Two Women (La Ciociara)
Directed by Vittorio De Sica
Written by Cesare Zavattini and Vittorio De Sica from a novel Alberto Moravia
Compagnia Cinematographica Champion, Cocinor, etc.
Repeat viewing/Cinefest Free Trial on Amazon
The story is set in the days and weeks following the Allied invasion of Italy in WWII. Cesira (Sophia Loren) hasn’t done too badly during the war. She married an older man, moved to Rome, and had her beloved daughter Rosetta. Now a widow, she runs the grocery store her husband left her. When the bombs start falling too close to home in the city, Cesira decides to flee with Rosetta to her home village.

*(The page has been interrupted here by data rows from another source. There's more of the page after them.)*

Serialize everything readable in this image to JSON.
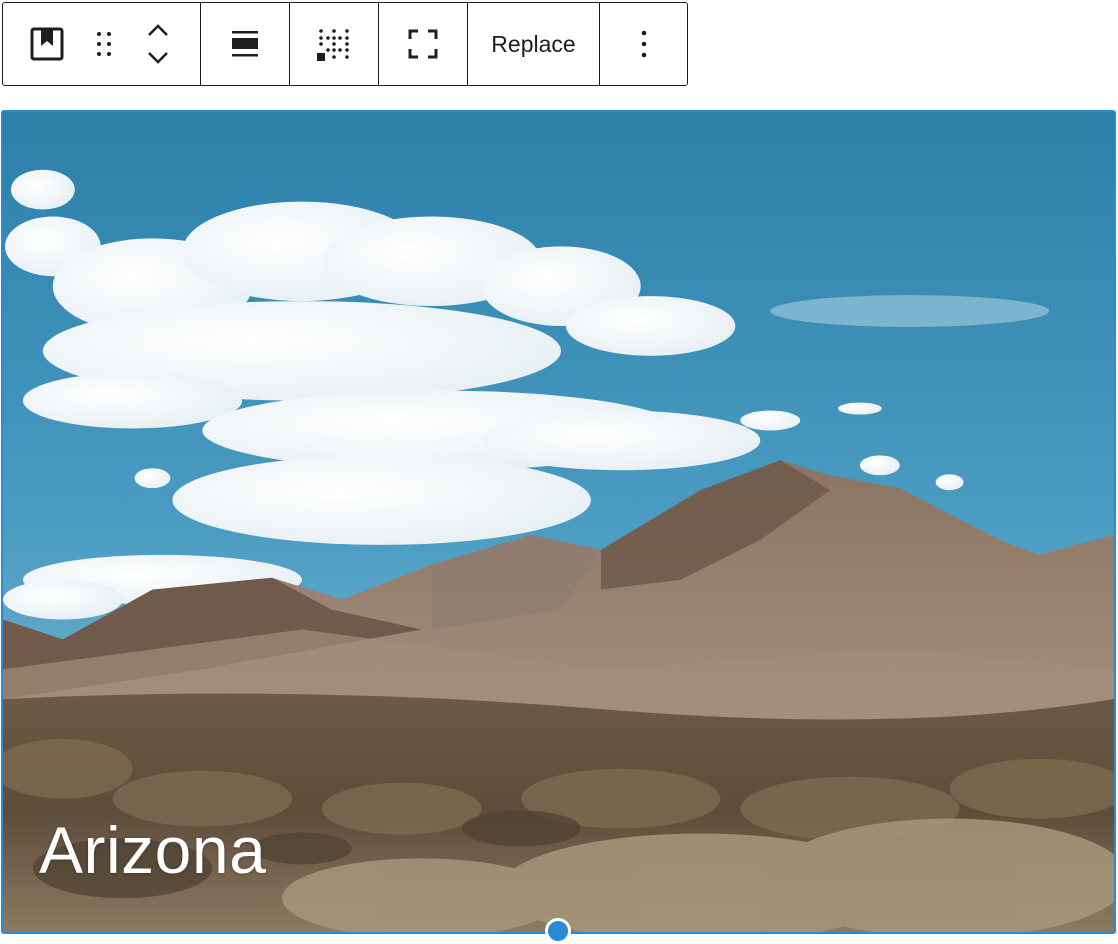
{
  "toolbar": {
    "block_icon": "cover-block-icon",
    "drag_icon": "drag-handle-icon",
    "move_up_icon": "chevron-up-icon",
    "move_down_icon": "chevron-down-icon",
    "align_icon": "align-wide-icon",
    "position_icon": "content-position-icon",
    "fullheight_icon": "fullscreen-icon",
    "replace_label": "Replace",
    "options_icon": "more-vertical-icon"
  },
  "cover": {
    "title": "Arizona",
    "accent_color": "#2b8ad6"
  }
}
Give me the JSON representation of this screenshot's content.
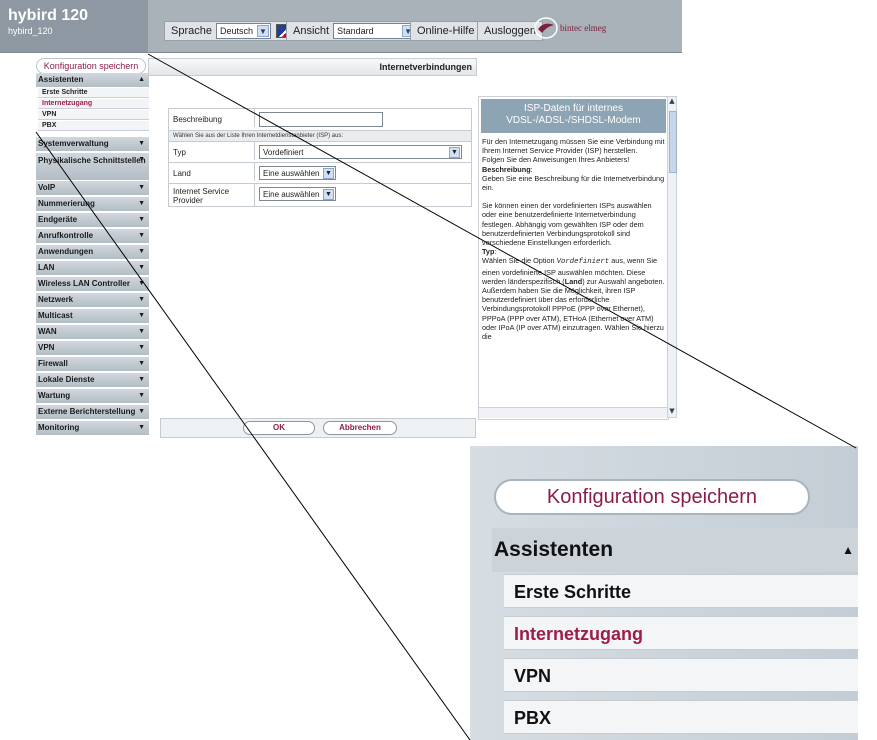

At first things go relatively well. Cesira has an ample supply of lira to purchase food with and takes things easy. She and Rosetta become friendly with Michele (Jean-Paul Belmondo), an idealistic ex-seminary student who hates the war and facism. Cesira is apolitical and just wants the war over with. Life in the countryside goes downhill as the roads fill with Allied and German tanks and food supplies dwindle.

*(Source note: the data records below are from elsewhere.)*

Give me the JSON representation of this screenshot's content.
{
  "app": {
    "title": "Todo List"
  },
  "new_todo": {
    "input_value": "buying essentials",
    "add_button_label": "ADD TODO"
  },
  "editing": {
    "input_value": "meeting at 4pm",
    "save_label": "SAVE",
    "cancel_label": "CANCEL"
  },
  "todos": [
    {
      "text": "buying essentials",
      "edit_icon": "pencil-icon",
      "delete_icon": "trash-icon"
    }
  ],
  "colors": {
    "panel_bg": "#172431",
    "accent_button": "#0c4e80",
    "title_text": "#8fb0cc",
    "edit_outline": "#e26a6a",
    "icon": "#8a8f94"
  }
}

When the fighting gets close to home, Cesira attempts to flee again with Rosetta back to Rome. Tragedy besets them on the way. With Raf Vallone as Rosetta’s sometime married Roman lover.
Loren is the principal reason to see this finely crafted neo-realist drama. She is very good but somehow her movie star good looks get in the way for me at times. I keep wondering what Anna Magnani would have done with the part. The film is well worth seeking out.

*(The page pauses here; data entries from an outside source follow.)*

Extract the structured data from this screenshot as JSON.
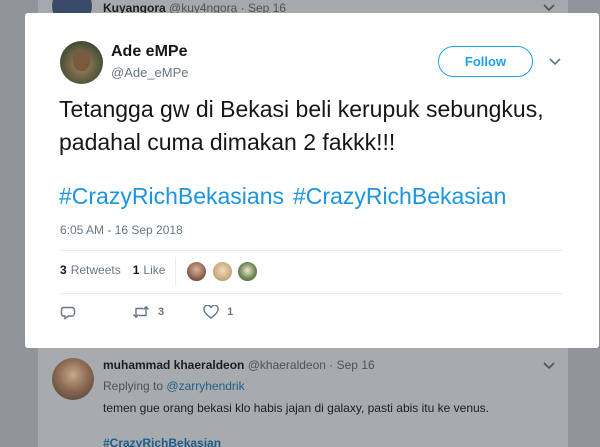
{
  "background": {
    "top_tweet": {
      "name": "Kuyangora",
      "handle": "@kuy4ngora",
      "date": "· Sep 16"
    },
    "reply": {
      "name": "muhammad khaeraldeon",
      "handle": "@khaeraldeon",
      "date": "· Sep 16",
      "replying_label": "Replying to",
      "replying_handle": "@zarryhendrik",
      "text": "temen gue orang bekasi klo habis jajan di galaxy, pasti abis itu ke venus.",
      "hashtag": "#CrazyRichBekasian"
    }
  },
  "tweet": {
    "display_name": "Ade eMPe",
    "handle": "@Ade_eMPe",
    "follow_label": "Follow",
    "text": "Tetangga gw di Bekasi beli kerupuk sebungkus, padahal cuma dimakan 2 fakkk!!!",
    "hashtags": [
      "#CrazyRichBekasians",
      "#CrazyRichBekasian"
    ],
    "timestamp": "6:05 AM - 16 Sep 2018",
    "stats": {
      "retweets_count": "3",
      "retweets_label": "Retweets",
      "likes_count": "1",
      "likes_label": "Like"
    },
    "actions": {
      "reply_count": "",
      "retweet_count": "3",
      "like_count": "1"
    }
  },
  "icons": {
    "more": "chevron-down-icon",
    "reply": "reply-icon",
    "retweet": "retweet-icon",
    "like": "heart-icon"
  },
  "colors": {
    "accent": "#1da1f2",
    "hashtag": "#1b95e0",
    "muted": "#657786",
    "overlay": "#8f959a"
  }
}
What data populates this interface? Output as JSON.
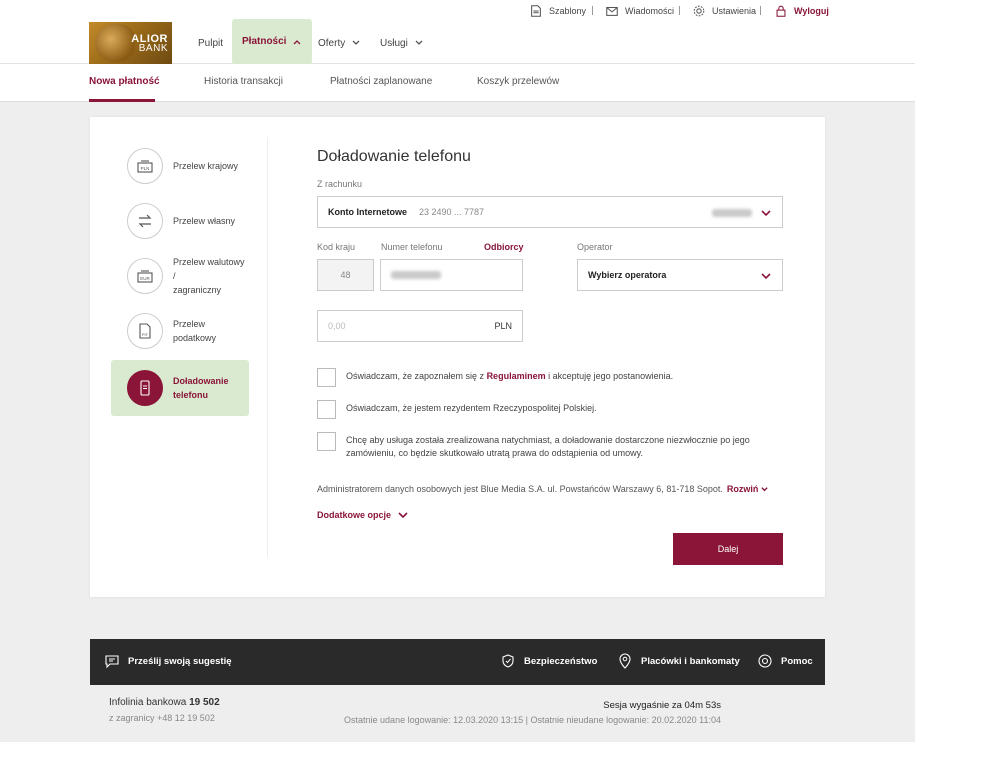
{
  "utility": {
    "templates": "Szablony",
    "messages": "Wiadomości",
    "settings": "Ustawienia",
    "logout": "Wyloguj"
  },
  "brand": {
    "line1": "ALIOR",
    "line2": "BANK"
  },
  "nav": {
    "items": [
      {
        "label": "Pulpit"
      },
      {
        "label": "Płatności"
      },
      {
        "label": "Oferty"
      },
      {
        "label": "Usługi"
      }
    ]
  },
  "subnav": {
    "items": [
      {
        "label": "Nowa płatność"
      },
      {
        "label": "Historia transakcji"
      },
      {
        "label": "Płatności zaplanowane"
      },
      {
        "label": "Koszyk przelewów"
      }
    ]
  },
  "payment_types": [
    {
      "label": "Przelew krajowy",
      "icon": "pln-transfer-icon",
      "badge": "PLN"
    },
    {
      "label": "Przelew własny",
      "icon": "own-transfer-icon"
    },
    {
      "label_line1": "Przelew walutowy /",
      "label_line2": "zagraniczny",
      "icon": "eur-transfer-icon",
      "badge": "EUR"
    },
    {
      "label": "Przelew podatkowy",
      "icon": "tax-transfer-icon",
      "badge": "PIT"
    },
    {
      "label_line1": "Doładowanie",
      "label_line2": "telefonu",
      "icon": "phone-topup-icon"
    }
  ],
  "form": {
    "title": "Doładowanie telefonu",
    "from_account_label": "Z rachunku",
    "account_name": "Konto Internetowe",
    "account_number": "23 2490 ... 7787",
    "country_code_label": "Kod kraju",
    "country_code": "48",
    "phone_label": "Numer telefonu",
    "recipients_link": "Odbiorcy",
    "operator_label": "Operator",
    "operator_value": "Wybierz operatora",
    "amount_placeholder": "0,00",
    "currency": "PLN",
    "consent1_a": "Oświadczam, że zapoznałem się z ",
    "consent1_link": "Regulaminem",
    "consent1_b": " i akceptuję jego postanowienia.",
    "consent2": "Oświadczam, że jestem rezydentem Rzeczypospolitej Polskiej.",
    "consent3": "Chcę aby usługa została zrealizowana natychmiast, a doładowanie dostarczone niezwłocznie po jego zamówieniu, co będzie skutkowało utratą prawa do odstąpienia od umowy.",
    "admin_text": "Administratorem danych osobowych jest Blue Media S.A. ul. Powstańców Warszawy 6, 81-718 Sopot.",
    "expand": "Rozwiń",
    "extra_options": "Dodatkowe opcje",
    "next_button": "Dalej"
  },
  "footer": {
    "suggestion": "Prześlij swoją sugestię",
    "security": "Bezpieczeństwo",
    "branches": "Placówki i bankomaty",
    "help": "Pomoc",
    "hotline_label": "Infolinia bankowa",
    "hotline_number": "19 502",
    "abroad": "z zagranicy +48 12 19 502",
    "session": "Sesja wygaśnie za 04m 53s",
    "last_login": "Ostatnie udane logowanie: 12.03.2020 13:15 | Ostatnie nieudane logowanie: 20.02.2020 11:04"
  },
  "colors": {
    "accent": "#8a1538",
    "active_bg": "#d9ead0",
    "footer_bg": "#2a2a2a"
  }
}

For an Academy Award-winning film, this was surprisingly hard to get my hands on. The version that was available was dubbed. I’m pretty sure that Loren dubbed her own lines, less so for the other actors. I think the only other time I saw this it was dubbed as well. I’ll be sure to try it again if I can find the subtitled original Italian version
Sophia Loren won the Oscar for Best Actress for her performance in Two Women, making her the first actor to have done so for a foreign language film.